Morphine et morphinomanie

« Le postulant des paradis artificiels peut consommer d’emblée ses fiançailles avec la Mort. » Cette phrase qui fait froid dans le dos est de Laurent Tailhade, pamphlétaire de la fin du XIXe siècle qui, comme nombre de ses contemporains, a voulu écrire sur son expérience des drogues. Dans « La Noire idole, étude sur la morphinomanie », sa plume fleurie et acerbe taille en pièces l’usage de la morphine, dénonçant une pratique au début délicieuse, mais qui devient bientôt « un cachot d’où le prisonnier ne s’évadera qu’au prix d’exécrables douleurs ». Lancé comme un cri d’alarme, ce récit veut alerter sur une mode terrifiante qu’on ne sait pas guérir.
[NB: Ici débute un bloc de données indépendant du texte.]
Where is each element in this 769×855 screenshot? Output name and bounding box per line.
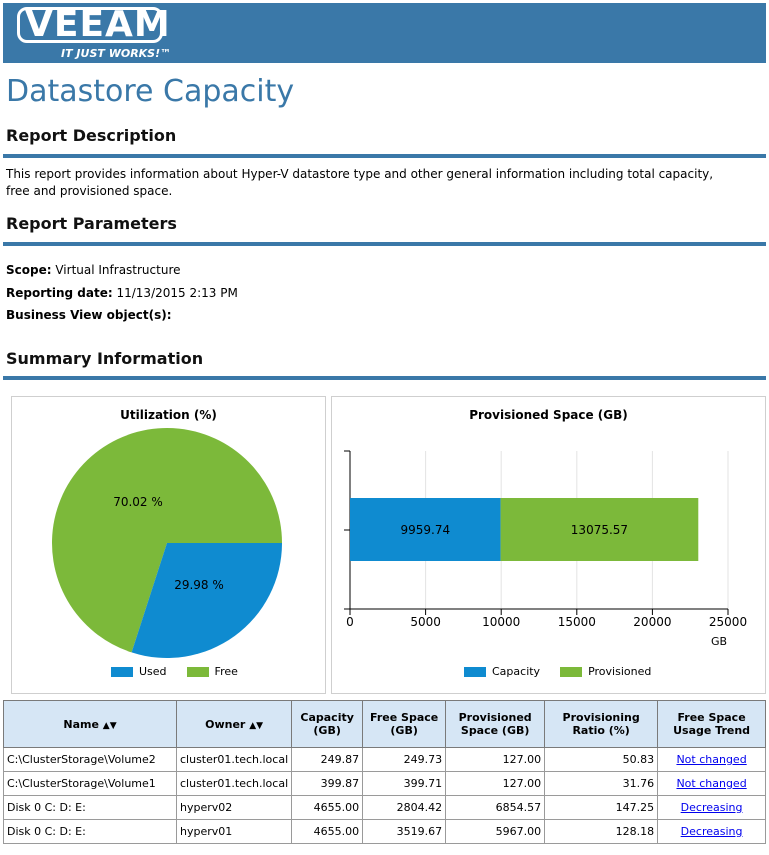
cell-free-space: 399.71: [362, 771, 447, 796]
provisioned-space-chart-panel: Provisioned Space (GB) 9959.74 13075.57 …: [331, 396, 766, 694]
pie-label-used: 29.98 %: [174, 578, 224, 592]
veeam-logo: [17, 7, 163, 43]
legend-label-free: Free: [214, 665, 238, 678]
param-scope: Scope: Virtual Infrastructure: [6, 263, 181, 277]
x-tick-label: 10000: [482, 615, 520, 629]
datastore-table: Name ▲▼ Owner ▲▼ Capacity (GB) Free Spac…: [3, 700, 766, 844]
param-label: Reporting date:: [6, 286, 113, 300]
cell-owner: cluster01.tech.local: [175, 771, 293, 796]
column-header-name[interactable]: Name ▲▼: [3, 700, 177, 748]
section-divider: [3, 376, 766, 380]
column-header-free-space[interactable]: Free Space (GB): [362, 700, 447, 748]
cell-provisioning-ratio: 31.76: [544, 771, 659, 796]
x-tick-label: 5000: [410, 615, 441, 629]
pie-slice-free: [51, 427, 282, 653]
cell-capacity: 399.87: [291, 771, 364, 796]
column-header-provisioned-space[interactable]: Provisioned Space (GB): [445, 700, 546, 748]
bar-provisioned: [500, 498, 699, 561]
cell-free-space: 249.73: [362, 747, 447, 772]
section-title-parameters: Report Parameters: [6, 214, 177, 233]
legend-label-provisioned: Provisioned: [588, 665, 652, 678]
logo-text: VEEAM: [25, 4, 171, 45]
cell-capacity: 249.87: [291, 747, 364, 772]
param-label: Business View object(s):: [6, 308, 172, 322]
cell-trend: Not changed: [657, 747, 766, 772]
cell-owner: hyperv02: [175, 795, 293, 820]
legend-label-used: Used: [139, 665, 167, 678]
chart-title: Utilization (%): [120, 408, 217, 422]
param-value: Virtual Infrastructure: [55, 263, 181, 277]
page-title: Datastore Capacity: [6, 74, 295, 109]
x-tick-label: 25000: [709, 615, 747, 629]
chart-legend: Capacity Provisioned: [464, 665, 651, 678]
cell-name: C:\ClusterStorage\Volume1: [3, 771, 177, 796]
x-tick-label: 0: [346, 615, 354, 629]
section-title-description: Report Description: [6, 126, 177, 145]
x-tick-label: 20000: [633, 615, 671, 629]
param-business-view: Business View object(s):: [6, 308, 172, 322]
x-tick-label: 15000: [558, 615, 596, 629]
bar-label-provisioned: 13075.57: [571, 523, 628, 537]
column-header-capacity[interactable]: Capacity (GB): [291, 700, 364, 748]
legend-swatch-capacity: [464, 666, 486, 677]
section-title-summary: Summary Information: [6, 349, 204, 368]
trend-link[interactable]: Decreasing: [680, 801, 743, 814]
cell-capacity: 4655.00: [291, 819, 364, 844]
table-row: Disk 0 C: D: E: hyperv01 4655.00 3519.67 596…: [3, 819, 766, 844]
cell-free-space: 2804.42: [362, 795, 447, 820]
param-value: 11/13/2015 2:13 PM: [116, 286, 238, 300]
cell-name: Disk 0 C: D: E:: [3, 819, 177, 844]
cell-name: C:\ClusterStorage\Volume2: [3, 747, 177, 772]
column-header-provisioning-ratio[interactable]: Provisioning Ratio (%): [544, 700, 659, 748]
cell-provisioned-space: 5967.00: [445, 819, 546, 844]
section-divider: [3, 242, 766, 246]
cell-trend: Decreasing: [657, 819, 766, 844]
utilization-chart-panel: Utilization (%) 70.02 % 29.98 % Used Fre…: [11, 396, 326, 694]
legend-swatch-used: [111, 666, 133, 677]
table-row: C:\ClusterStorage\Volume1 cluster01.tech.…: [3, 771, 766, 796]
cell-name: Disk 0 C: D: E:: [3, 795, 177, 820]
legend-label-capacity: Capacity: [492, 665, 541, 678]
trend-link[interactable]: Not changed: [676, 777, 747, 790]
cell-provisioned-space: 6854.57: [445, 795, 546, 820]
x-axis-unit: GB: [711, 635, 727, 648]
utilization-pie-chart: 70.02 % 29.98 %: [51, 427, 282, 658]
chart-legend: Used Free: [111, 665, 238, 678]
legend-swatch-free: [186, 666, 209, 677]
trend-link[interactable]: Decreasing: [680, 825, 743, 838]
cell-trend: Not changed: [657, 771, 766, 796]
cell-capacity: 4655.00: [291, 795, 364, 820]
cell-provisioning-ratio: 50.83: [544, 747, 659, 772]
bar-label-capacity: 9959.74: [400, 523, 450, 537]
cell-free-space: 3519.67: [362, 819, 447, 844]
table-header-row: Name ▲▼ Owner ▲▼ Capacity (GB) Free Spac…: [3, 700, 766, 748]
param-label: Scope:: [6, 263, 52, 277]
cell-provisioning-ratio: 128.18: [544, 819, 659, 844]
cell-provisioned-space: 127.00: [445, 747, 546, 772]
section-divider: [3, 154, 766, 158]
legend-swatch-provisioned: [560, 666, 583, 677]
cell-owner: cluster01.tech.local: [175, 747, 293, 772]
cell-trend: Decreasing: [657, 795, 766, 820]
logo-tagline: IT JUST WORKS!™: [61, 47, 172, 60]
table-row: Disk 0 C: D: E: hyperv02 4655.00 2804.42 685…: [3, 795, 766, 820]
column-header-owner[interactable]: Owner ▲▼: [175, 700, 293, 748]
trend-link[interactable]: Not changed: [676, 753, 747, 766]
report-description: This report provides information about H…: [6, 167, 714, 198]
column-header-trend[interactable]: Free Space Usage Trend: [657, 700, 766, 748]
pie-label-free: 70.02 %: [113, 495, 163, 509]
pie-slice-used: [131, 543, 282, 658]
cell-provisioning-ratio: 147.25: [544, 795, 659, 820]
param-reporting-date: Reporting date: 11/13/2015 2:13 PM: [6, 286, 238, 300]
table-row: C:\ClusterStorage\Volume2 cluster01.tech.…: [3, 747, 766, 772]
chart-title: Provisioned Space (GB): [469, 408, 628, 422]
header-banner: VEEAM IT JUST WORKS!™: [3, 3, 766, 63]
cell-provisioned-space: 127.00: [445, 771, 546, 796]
provisioned-bar-chart: 9959.74 13075.57 0 5000 10000 15000 20000 250…: [344, 450, 747, 648]
bar-capacity: [350, 498, 501, 561]
cell-owner: hyperv01: [175, 819, 293, 844]
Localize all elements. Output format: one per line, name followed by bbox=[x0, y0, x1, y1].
C’est pourtant à cette époque que l’industrie pharmaceutique commence à produire de la morphine à des fins thérapeutiques, antidouleur révolutionnaire qui n’empêche pas la figure du « morphinomane » de se répandre dans l’aristocratie et les cercles d’intellectuels. Et les questions quant à l’addiction commencent à se poser. Le livre d’Emmanuel Retaillaud montre comment les premières années du XXe siècle véhiculent toujours des images séduisantes sur les effets bénéfiques des trois plantes miraculeuses que sont la coca, le chanvre et le pavot. Les boissons toniques de la Belle Époque remportent un grand succès auprès du public dont se délectent les campagnes publicitaires. Chose aujourd’hui impensable, ou seulement à des fins artistiques, les affiches montrent la culture du pavot dans les champs ou un adorable bambin s’endormant dans une feuille de pavot.

Si le mot drogue signifia pendant longtemps remède, aujourd’hui le terme est synonyme de stupéfiant. Petit à petit, en effet, on prit conscience que le toxicomane était un malade à soigner et que la chimie moderne venait de créer des médicaments pouvant être des « poisons modernes », faute d’encadrement. Et dans le même temps, les images se firent moins séduisantes et moins douces. Seringues, overdose et scènes de crime remplacent l’esthétique botanique et exotique du XIXe siècle. La Morphinée, femme névrosée aux formes Art Nouveau, laisse place à la garçonne de l’entre-deux-guerres, consommatrice de poudre blanche. Dans les années 1950, l’iconographie reflète crûment les problèmes de société.

Visions de rêve ou de cauchemar, l’histoire des drogues a laissé un abondant corpus d’images et d’écrits que l’on redécouvre aujourd’hui, osons le dire, avec délectation, parfois stupéfaction. Aventure scientifique, romans de gare, films ou photographies, la drogue fournit toujours de bonnes histoires : la plus belle est pharmaceutique, la plus terrible est celle de la toxicomanie.

À lire et regarder : Emmanuelle Retaillaud, « Stupéfiant, l’imaginaire des drogues de l’opium au LSD », éditions Textuel, 39 €. Sortie le 18 octobre 2017.